Un syndicaliste révolutionnaire[modifier | modifier le code]

Après des études de droit conclues par une thèse sur les syndicats, Hubert Lagardelle amorce une carrière de journaliste en créant à Toulouse la revue marxiste La Jeunesse socialiste (1895). Il adhère en 1896 au Parti ouvrier français (marxiste) de Jules Guesde. Puis il fonde Le Mouvement socialiste (1899-1914), revue théorique du socialisme, puis du syndicalisme révolutionnaire qui reste une référence dans l'histoire du socialisme français. Lagardelle est influencé par les théories de Proudhon, de Marx et de Georges Sorel. Militant socialiste, il fréquente les dirigeants de la CGT et contribue à la constitution de l'idéologie syndicaliste révolutionnaire dans les années 1904-1908.

La dérive fasciste[modifier | modifier le code]

Dans les années 1910, déçu par l'évolution de la CGT, il se retire à Toulouse dans son domaine arboricole et s'occupe de la chambre de commerce locale. Comme d'autres ex-syndicalistes révolutionnaires ou ex-membres de l'aile gauche du mouvement ouvrier (Gustave Hervé et Georges Valois en France, Mussolini en Italie), Hubert Lagardelle est tenté par un certain fascisme. En 1926, il adhère à la section de Toulouse du Faisceau de Georges Valois, le premier parti fasciste français. Benito Mussolini s'en approprie l'héritage en écrivant dans sa "Doctrine du fascisme" (1932) : "Dans le grand fleuve du fascisme, vous trouverez les filons qui remontent à Sorel, à Péguy, à Lagardelle du Mouvement socialiste et à ce groupe de syndicalistes italiens qui, de 1904 à 1914, portèrent une note nouvelle dans les milieux socialistes avec les Pagine libere d’Olivetti, La Lupa d’Orano, Il Divenire sociale d’E. Leone."

Fasciné par le fascisme italien, Hubert Lagardelle assiste de 1932 à 1937 l'ambassadeur de France à Rome Henry de Jouvenel dans la tentative d'établir une alliance franco-italienne pour faire barrage à l'expansionnisme allemand. Ce sera peine perdue.

Après la défaite de 1940, Lagardelle participe à l’Institut d’études corporatives et sociales et au Centre français de synthèse. Hubert Lagardelle devient ministre du Travail du régime de Vichy dans le gouvernement Pierre Laval (avril 1942-novembre 1943). En 1943, il est contraint à la démission du gouvernement et devient rédacteur en chef du journal collaborateur de gauche La France socialiste. En 1946, il est condamné à la prison à perpétuité mais libéré en raison de son âge en 1949.

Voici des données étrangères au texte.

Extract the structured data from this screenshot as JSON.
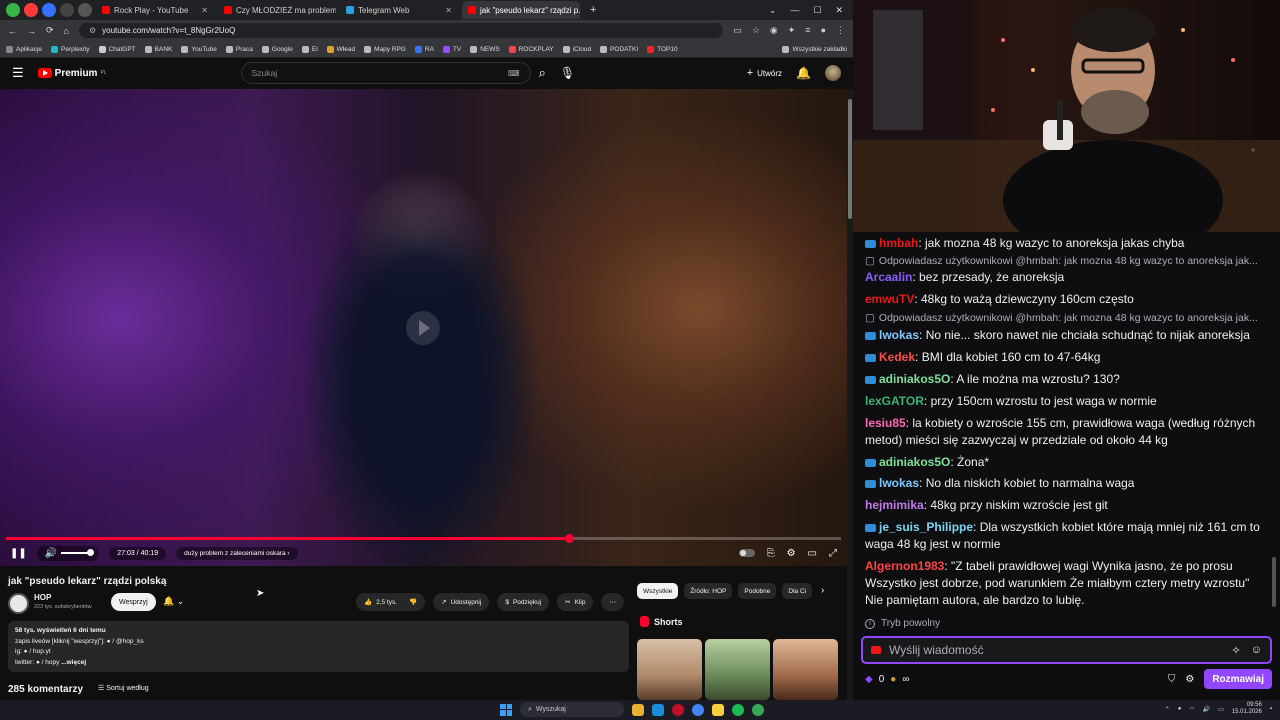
{
  "browser": {
    "tabs": [
      {
        "label": "Rock Play - YouTube",
        "active": false,
        "color": "#ff0000"
      },
      {
        "label": "Czy MŁODZIEŻ ma problem pr...",
        "active": false,
        "color": "#ff0000"
      },
      {
        "label": "Telegram Web",
        "active": false,
        "color": "#2aa3e0"
      },
      {
        "label": "jak \"pseudo lekarz\" rządzi p...",
        "active": true,
        "color": "#ff0000"
      }
    ],
    "url": "youtube.com/watch?v=t_8NgGr2UoQ",
    "bookmarks": [
      "Aplikacje",
      "Perplexity",
      "ChatGPT",
      "BANK",
      "YouTube",
      "Praca",
      "Google",
      "El",
      "Włead",
      "Mapy RPG",
      "RA",
      "TV",
      "NEWS",
      "ROCKPLAY",
      "iCloud",
      "PODATKI",
      "TOP10"
    ],
    "bookmarks_right": "Wszystkie zakładki"
  },
  "yt": {
    "logo": "Premium",
    "logo_sup": "PL",
    "search_placeholder": "Szukaj",
    "create_label": "Utwórz",
    "player": {
      "time": "27:03 / 40:19",
      "chapter": "duży problem z zaleceniami oskara",
      "progress": 0.674
    },
    "title": "jak \"pseudo lekarz\" rządzi polską",
    "channel": "HOP",
    "subs": "223 tys. subskrybentów",
    "support_label": "Wesprzyj",
    "likes": "2,5 tys.",
    "share_label": "Udostępnij",
    "thanks_label": "Podziękuj",
    "clip_label": "Klip",
    "desc": {
      "stats": "58 tys. wyświetleń  6 dni temu",
      "line1": "zapis liveów [kliknij \"wesprzyj\"]: ● / @hop_ks",
      "line2": "ig: ● / hop.yt",
      "line3": "twitter: ● / hopy",
      "more": "...więcej"
    },
    "comments": "285 komentarzy",
    "sort_label": "Sortuj według",
    "chips": [
      "Wszystkie",
      "Źródło: HOP",
      "Podobne",
      "Dla Ci"
    ],
    "shorts_label": "Shorts"
  },
  "chat": {
    "messages": [
      {
        "type": "msg",
        "user": "hmbah",
        "color": "#e91916",
        "text": ": jak mozna 48 kg wazyc to anoreksja jakas chyba",
        "badge": true
      },
      {
        "type": "reply",
        "text": "Odpowiadasz użytkownikowi @hmbah: jak mozna 48 kg wazyc to anoreksja jak..."
      },
      {
        "type": "msg",
        "user": "Arcaalin",
        "color": "#8a5cf6",
        "text": ": bez przesady, że anoreksja",
        "badge": false
      },
      {
        "type": "msg",
        "user": "emwuTV",
        "color": "#e91916",
        "text": ": 48kg to ważą dziewczyny 160cm często",
        "badge": false
      },
      {
        "type": "reply",
        "text": "Odpowiadasz użytkownikowi @hmbah: jak mozna 48 kg wazyc to anoreksja jak..."
      },
      {
        "type": "msg",
        "user": "lwokas",
        "color": "#7ec8ff",
        "text": ": No nie... skoro nawet nie chciała schudnąć to nijak anoreksja",
        "badge": true
      },
      {
        "type": "msg",
        "user": "Kedek",
        "color": "#ff4d4d",
        "text": ": BMI dla kobiet 160 cm to 47-64kg",
        "badge": true
      },
      {
        "type": "msg",
        "user": "adiniakos5O",
        "color": "#7fe09a",
        "text": ": A ile można ma wzrostu? 130?",
        "badge": true
      },
      {
        "type": "msg",
        "user": "lexGATOR",
        "color": "#3cb371",
        "text": ": przy 150cm wzrostu to jest waga w normie",
        "badge": false
      },
      {
        "type": "msg",
        "user": "lesiu85",
        "color": "#ff69b4",
        "text": ": la kobiety o wzroście 155 cm, prawidłowa waga (według różnych metod) mieści się zazwyczaj w przedziale od około 44 kg",
        "badge": false
      },
      {
        "type": "msg",
        "user": "adiniakos5O",
        "color": "#7fe09a",
        "text": ": Żona*",
        "badge": true
      },
      {
        "type": "msg",
        "user": "lwokas",
        "color": "#7ec8ff",
        "text": ": No dla niskich kobiet to narmalna waga",
        "badge": true
      },
      {
        "type": "msg",
        "user": "hejmimika",
        "color": "#c07ae8",
        "text": ": 48kg przy niskim wzroście jest git",
        "badge": false
      },
      {
        "type": "msg",
        "user": "je_suis_Philippe",
        "color": "#7ed3f0",
        "text": ": Dla wszystkich kobiet które mają mniej niż 161 cm to waga 48 kg jest w normie",
        "badge": true
      },
      {
        "type": "msg",
        "user": "Algernon1983",
        "color": "#ff4545",
        "text": ": \"Z tabeli prawidłowej wagi Wynika jasno, że po prosu Wszystko jest dobrze, pod warunkiem Że miałbym cztery metry wzrostu\" Nie pamiętam autora, ale bardzo to lubię.",
        "badge": false
      }
    ],
    "slow_mode": "Tryb powolny",
    "input_placeholder": "Wyślij wiadomość",
    "points": "0",
    "points_extra": "∞",
    "send_label": "Rozmawiaj"
  },
  "taskbar": {
    "search_label": "Wyszukaj",
    "time": "09:56",
    "date": "15.01.2026"
  }
}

Il meurt le 20 septembre 1958.

Œuvres[modifier | modifier le code]

  • La Question agraire et le socialisme (1899)
  • L’Évolution des Syndicats ouvriers en France (1900)
  • Les Intellectuels devant le Socialisme (1901)
  • La Confédération du Travail et le Socialisme (1907)
  • Syndicalisme et Socialisme (1908)
  • Le Parti socialiste et la Confédération Générale du Travail, Paris, Rivière, 1908.
  • Bakounine et Marx, 1909, publié dans l’International.
  • Texte et Commentaire des lettres de Georges Sorel à Hubert Lagardelle, 1933, Rome.
  • Le Régime fasciste italien, 1935, dans l’Encyclopédie française.
  • Vingt ans d’Histoire de l’Italie, 1937.
  • Le Socialisme français.
  • Rome : mission Mussolini, 1955.

Sources[modifier | modifier le code]

  • Christine Bouneau, Hubert Lagardelle: un bourgeois révolutionnaire et son époque, 1996, thèse.
  • Zeev Sternhell, La droite révolutionnaire, 1885-1914, Seuil, 1978.
  • Bernard-Henri Lévy, L'Idéologie française, Grasset, 1981.
  • Simon Epstein, Les Dreyfusards sous l'Occupation, éd. Albin Michel, 2001.
  • Lettres d'Hubert Lagardelle à Robert Michels (1903-1936), avec introduction de Willy Gianinazzi (en ligne sur Persée)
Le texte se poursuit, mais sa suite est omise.